The intelligence leaders of the “Five Eyes” alliance, consisting of the United States, the United Kingdom, Canada, Australia, and New Zealand, have come together to accuse China of posing a substantial global threat. In a joint statement made during the news program ’60 Minutes’ on CBS News, these officials alleged that China is systematically stealing intellectual property, trade secrets, and personal data globally.


US FBI Director Christopher Wray characterized this collective call as an unprecedented response to an equally unprecedented threat, highlighting the menace posed by China to global innovation. The accusations encompass a broad spectrum of sectors, ranging from quantum technology, robotics, and biotechnology to artificial intelligence.

“China has long targeted businesses with a web of techniques all at once: cyber intrusions, human intelligence operations, seemingly innocuous corporate investments, and transactions,” Wray stated, emphasizing that every facet of this approach had grown increasingly audacious and hazardous.
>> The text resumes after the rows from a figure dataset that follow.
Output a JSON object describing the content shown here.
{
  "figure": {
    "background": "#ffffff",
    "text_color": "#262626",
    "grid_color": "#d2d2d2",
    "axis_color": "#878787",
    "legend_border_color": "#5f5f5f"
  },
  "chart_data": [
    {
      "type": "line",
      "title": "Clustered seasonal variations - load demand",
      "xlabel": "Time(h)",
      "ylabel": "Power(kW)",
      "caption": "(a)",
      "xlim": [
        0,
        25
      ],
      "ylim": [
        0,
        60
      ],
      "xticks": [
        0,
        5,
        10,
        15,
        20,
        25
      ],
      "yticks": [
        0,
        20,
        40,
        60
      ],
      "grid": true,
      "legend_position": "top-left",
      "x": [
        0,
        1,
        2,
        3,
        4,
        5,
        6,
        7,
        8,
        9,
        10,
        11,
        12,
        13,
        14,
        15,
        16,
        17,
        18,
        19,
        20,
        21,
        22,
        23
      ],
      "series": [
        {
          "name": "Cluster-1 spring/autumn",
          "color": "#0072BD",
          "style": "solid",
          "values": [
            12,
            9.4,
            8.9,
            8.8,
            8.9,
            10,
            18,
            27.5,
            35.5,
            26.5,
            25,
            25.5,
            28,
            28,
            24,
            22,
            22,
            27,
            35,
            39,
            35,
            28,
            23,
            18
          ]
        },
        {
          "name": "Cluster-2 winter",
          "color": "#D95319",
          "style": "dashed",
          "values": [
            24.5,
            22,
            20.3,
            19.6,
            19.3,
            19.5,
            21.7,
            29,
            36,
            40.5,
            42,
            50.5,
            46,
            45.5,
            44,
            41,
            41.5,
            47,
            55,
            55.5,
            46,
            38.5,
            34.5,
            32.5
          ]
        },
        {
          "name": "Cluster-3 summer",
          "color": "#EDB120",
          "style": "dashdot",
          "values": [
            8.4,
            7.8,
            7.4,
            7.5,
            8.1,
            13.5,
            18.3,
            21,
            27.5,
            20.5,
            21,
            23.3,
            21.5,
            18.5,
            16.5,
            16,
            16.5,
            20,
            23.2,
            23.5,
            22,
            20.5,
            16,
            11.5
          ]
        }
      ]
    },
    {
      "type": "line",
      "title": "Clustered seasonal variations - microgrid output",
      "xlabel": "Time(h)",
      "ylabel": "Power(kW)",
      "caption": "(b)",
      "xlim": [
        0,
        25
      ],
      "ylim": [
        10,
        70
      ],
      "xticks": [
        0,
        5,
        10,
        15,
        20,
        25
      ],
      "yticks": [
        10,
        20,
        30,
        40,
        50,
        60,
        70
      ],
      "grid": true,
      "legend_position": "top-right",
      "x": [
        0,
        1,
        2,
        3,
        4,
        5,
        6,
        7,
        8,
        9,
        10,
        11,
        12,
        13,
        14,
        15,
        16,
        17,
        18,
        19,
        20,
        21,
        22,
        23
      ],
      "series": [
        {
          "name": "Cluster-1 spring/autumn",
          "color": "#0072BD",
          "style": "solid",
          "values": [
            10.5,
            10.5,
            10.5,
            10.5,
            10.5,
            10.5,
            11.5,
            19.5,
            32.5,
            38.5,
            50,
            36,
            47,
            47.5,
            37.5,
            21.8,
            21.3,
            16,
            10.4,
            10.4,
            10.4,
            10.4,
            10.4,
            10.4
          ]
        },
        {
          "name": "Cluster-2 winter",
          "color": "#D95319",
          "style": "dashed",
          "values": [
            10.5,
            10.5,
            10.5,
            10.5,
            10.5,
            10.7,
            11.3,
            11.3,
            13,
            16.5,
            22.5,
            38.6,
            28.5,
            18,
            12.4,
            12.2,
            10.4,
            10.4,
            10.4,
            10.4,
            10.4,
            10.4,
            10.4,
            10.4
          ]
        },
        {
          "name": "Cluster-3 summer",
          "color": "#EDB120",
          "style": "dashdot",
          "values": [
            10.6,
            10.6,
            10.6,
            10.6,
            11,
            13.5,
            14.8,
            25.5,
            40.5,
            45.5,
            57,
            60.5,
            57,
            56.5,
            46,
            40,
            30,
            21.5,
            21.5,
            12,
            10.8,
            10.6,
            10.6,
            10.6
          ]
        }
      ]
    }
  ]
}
In response, Chinese government spokesperson Liu Pengyu affirmed China’s commitment to intellectual property protection, rejecting what they deemed “groundless allegations and smears.”

The issue of intellectual property theft has long strained US-China relations, but this is the first time that the Five Eyes alliance has collectively voiced its concerns about China’s actions.
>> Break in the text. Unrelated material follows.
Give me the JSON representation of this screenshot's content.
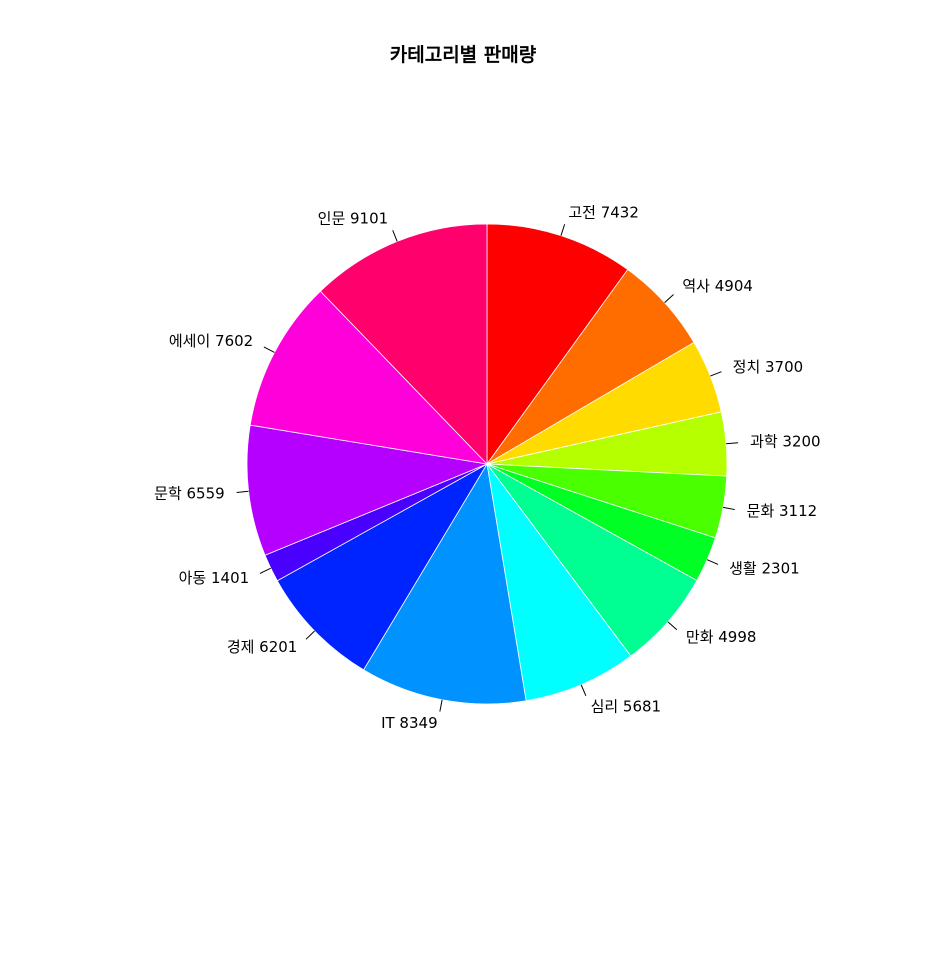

Mike Burgess, the Australian Security Intelligence Organisation’s director-general, accused the Chinese government of “the most sustained, scaled, and sophisticated theft of intellectual property and expertise in human history.” He highlighted a recent incident in which a Chinese plot to infiltrate an Australian research institution was uncovered, involving the placement of an academic to steal secrets.

The recent statement by the Five Eyes group follows their earlier warning in May regarding a widespread Chinese spy operation targeting critical infrastructure and various other sectors, which China dismissed as a “collective disinformation campaign.”

Wray emphasized that China’s hacking program, combined with physical espionage and the theft of trade secrets, gave China unprecedented power. He called for private industry and academia to collaborate to counter these threats, focusing on the risks associated with artificial intelligence tools.

“We worry about AI as an amplifier for all sorts of misconduct,” Wray said, asserting that China outpaced all other nations in terms of stealing personal and corporate data by orders of magnitude.

“The challenge lies in the combination of all these tools being deployed simultaneously at an unprecedented scale,” he added, emphasizing the potential for AI to amplify the effectiveness of China’s extensive hacking program.